We focused on analysing the role played by protoplanetary disks in the evolution of angular momentum during star formation. If all the angular momentum contained within collapsing pre-stellar cores was conserved during their formation, proto-stars would reach rotation rates exceeding their break-up velocities before they reached the main sequence (Bodenheimer 1995). In order to avoid this occuring, methods by which proto-stars can lose angular momentum must exist. Angular momentum can be transferred from star to disk via stellar magnetic field lines through a process called magnetic braking (Camenzind 1990; Königl 1991). Alternatively, the stellar angular momentum can be lost from the star-disk system entirely via stellar- or disk-winds (e.g. Pelletier & Pudritz 1992; Matt & Pudritz 2005).
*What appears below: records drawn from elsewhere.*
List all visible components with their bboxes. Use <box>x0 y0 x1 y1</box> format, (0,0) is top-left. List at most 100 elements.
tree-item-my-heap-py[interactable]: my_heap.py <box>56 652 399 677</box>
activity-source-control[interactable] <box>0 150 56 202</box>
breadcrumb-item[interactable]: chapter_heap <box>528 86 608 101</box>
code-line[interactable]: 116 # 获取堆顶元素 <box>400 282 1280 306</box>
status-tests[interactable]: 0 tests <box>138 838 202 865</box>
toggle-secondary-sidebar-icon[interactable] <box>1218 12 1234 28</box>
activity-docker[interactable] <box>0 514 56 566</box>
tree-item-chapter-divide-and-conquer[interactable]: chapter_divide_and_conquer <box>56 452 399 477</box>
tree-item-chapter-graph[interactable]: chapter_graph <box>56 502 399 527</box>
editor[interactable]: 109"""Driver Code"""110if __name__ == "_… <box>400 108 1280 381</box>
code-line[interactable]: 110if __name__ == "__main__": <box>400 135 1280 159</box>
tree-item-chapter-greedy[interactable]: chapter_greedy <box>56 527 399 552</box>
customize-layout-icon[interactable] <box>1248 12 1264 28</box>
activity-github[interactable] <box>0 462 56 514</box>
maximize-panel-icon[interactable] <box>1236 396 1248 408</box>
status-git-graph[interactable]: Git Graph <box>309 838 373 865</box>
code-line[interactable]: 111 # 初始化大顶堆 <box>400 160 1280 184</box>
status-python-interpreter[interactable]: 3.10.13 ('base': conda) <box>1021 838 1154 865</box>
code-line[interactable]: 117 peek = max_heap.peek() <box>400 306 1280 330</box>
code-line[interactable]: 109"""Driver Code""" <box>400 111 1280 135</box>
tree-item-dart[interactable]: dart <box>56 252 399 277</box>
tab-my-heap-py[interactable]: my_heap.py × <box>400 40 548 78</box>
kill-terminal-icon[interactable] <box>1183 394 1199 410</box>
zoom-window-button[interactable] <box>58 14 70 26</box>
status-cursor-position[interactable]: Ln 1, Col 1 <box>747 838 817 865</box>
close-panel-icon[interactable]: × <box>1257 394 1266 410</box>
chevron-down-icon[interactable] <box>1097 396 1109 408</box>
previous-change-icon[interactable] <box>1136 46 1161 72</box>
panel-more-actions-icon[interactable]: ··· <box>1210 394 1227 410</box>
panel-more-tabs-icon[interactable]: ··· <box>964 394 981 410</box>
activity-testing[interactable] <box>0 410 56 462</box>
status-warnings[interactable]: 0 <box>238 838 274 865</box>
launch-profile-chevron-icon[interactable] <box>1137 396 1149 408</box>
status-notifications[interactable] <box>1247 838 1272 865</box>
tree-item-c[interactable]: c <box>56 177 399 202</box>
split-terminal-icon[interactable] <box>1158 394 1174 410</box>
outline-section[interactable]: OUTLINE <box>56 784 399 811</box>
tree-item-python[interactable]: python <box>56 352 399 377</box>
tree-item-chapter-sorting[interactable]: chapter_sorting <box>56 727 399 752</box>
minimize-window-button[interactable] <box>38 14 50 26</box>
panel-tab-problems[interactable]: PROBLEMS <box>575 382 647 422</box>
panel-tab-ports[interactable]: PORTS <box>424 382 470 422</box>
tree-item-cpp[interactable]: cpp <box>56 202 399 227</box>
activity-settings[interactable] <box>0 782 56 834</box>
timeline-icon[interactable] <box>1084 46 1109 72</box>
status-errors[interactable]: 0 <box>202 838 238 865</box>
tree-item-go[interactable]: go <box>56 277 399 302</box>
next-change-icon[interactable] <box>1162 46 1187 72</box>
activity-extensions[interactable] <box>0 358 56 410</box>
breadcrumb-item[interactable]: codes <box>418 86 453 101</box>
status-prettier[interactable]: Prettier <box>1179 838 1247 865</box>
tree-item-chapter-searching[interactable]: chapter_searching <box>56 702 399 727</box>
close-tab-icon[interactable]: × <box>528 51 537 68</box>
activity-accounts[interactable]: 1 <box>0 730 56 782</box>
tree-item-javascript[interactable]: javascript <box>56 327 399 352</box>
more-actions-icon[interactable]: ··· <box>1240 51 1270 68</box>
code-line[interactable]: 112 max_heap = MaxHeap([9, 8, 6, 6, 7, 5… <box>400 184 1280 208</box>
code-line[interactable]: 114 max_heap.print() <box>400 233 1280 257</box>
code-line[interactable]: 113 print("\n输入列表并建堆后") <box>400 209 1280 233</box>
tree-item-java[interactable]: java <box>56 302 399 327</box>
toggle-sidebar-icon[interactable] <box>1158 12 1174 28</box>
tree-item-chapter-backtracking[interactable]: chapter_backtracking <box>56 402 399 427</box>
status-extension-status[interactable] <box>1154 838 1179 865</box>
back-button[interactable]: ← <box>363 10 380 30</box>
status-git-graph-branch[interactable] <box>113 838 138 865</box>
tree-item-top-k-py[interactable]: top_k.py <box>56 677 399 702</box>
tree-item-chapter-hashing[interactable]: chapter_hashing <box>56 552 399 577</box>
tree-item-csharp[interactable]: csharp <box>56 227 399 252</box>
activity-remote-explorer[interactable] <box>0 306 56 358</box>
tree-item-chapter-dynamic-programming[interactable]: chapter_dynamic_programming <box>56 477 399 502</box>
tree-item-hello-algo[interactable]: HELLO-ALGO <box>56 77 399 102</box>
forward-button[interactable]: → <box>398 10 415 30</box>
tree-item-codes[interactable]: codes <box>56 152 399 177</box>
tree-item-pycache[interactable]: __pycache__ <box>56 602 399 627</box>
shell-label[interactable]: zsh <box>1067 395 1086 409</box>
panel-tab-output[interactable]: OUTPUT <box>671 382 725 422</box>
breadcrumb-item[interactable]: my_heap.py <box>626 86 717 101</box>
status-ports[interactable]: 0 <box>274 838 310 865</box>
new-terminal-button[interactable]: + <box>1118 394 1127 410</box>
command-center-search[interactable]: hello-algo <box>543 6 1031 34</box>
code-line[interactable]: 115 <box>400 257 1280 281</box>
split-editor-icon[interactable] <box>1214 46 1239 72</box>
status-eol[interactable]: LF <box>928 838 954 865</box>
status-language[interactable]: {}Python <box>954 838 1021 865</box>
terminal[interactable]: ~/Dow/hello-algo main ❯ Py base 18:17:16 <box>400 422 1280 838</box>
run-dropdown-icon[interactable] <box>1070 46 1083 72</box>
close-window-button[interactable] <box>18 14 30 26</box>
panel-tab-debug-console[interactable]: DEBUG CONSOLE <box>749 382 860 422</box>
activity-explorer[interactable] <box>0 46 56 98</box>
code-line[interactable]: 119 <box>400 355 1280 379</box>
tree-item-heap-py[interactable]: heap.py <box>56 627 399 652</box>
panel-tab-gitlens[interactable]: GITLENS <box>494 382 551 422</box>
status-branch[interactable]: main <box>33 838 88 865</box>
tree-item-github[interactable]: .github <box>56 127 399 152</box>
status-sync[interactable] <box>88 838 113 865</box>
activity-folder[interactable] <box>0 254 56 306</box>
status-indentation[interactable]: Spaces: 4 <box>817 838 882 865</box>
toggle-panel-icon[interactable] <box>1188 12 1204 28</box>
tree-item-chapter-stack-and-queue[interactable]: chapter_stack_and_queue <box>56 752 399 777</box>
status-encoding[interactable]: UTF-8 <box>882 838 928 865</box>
The proportion of lost stellar angular momentum retained within the protoplanetary disk is important to studies of planetary system formation. If the bulk motion within the disk remains Keplerian, any increase of angular momentum in the disk causes an outward migration of disk material and an expansion of the disk. Therefore, an increase in disk angular momentum may cause a reduction in the disk surface density, often used to indicate the disk's ability to form planets.
We made use of multi-wavelength data available in the literature to directly calculate the stellar and disk angular momenta for two nearby regions of star formation. Namely, these were the densely populated and highly irradiated Orion Nebula Cluster (ONC) and the comparitively sparse Taurus-Auriga region. Due to the limited size of the ONC dataset, we produced an average surface density profile for the region. We modelled the stars as solid body rotators due to their fully convective nature (Krishnamurthi et al. 1997) and assumed the disks are flat and undergo Keplerian rotation about the same rotation axis as the star.
We observed the older disks within each of the two star forming regions to be preferentially larger and less massive, consistent with viscous accretion theories and disk dispersal. However, when drawing comparisons between the two regions, the ONC sample appeared to have less massive disks than the Taurus-Auriga sample, even though the population of Taurus-Auriga is older. This may suggest an influence of the birth cloud environment on protoplanetary disk evolution.
Finally, the older stars within the ONC were observed to harbour disks that contained more angular momentum than their younger counterparts whereas, in the Taurus-Auriga sample, the amount of angular momentum contained in the older and younger samples was consistent. We suggest that the missing disk angular momentum in the older Taurus-Auriga disks may be contained within yet-undetected planets.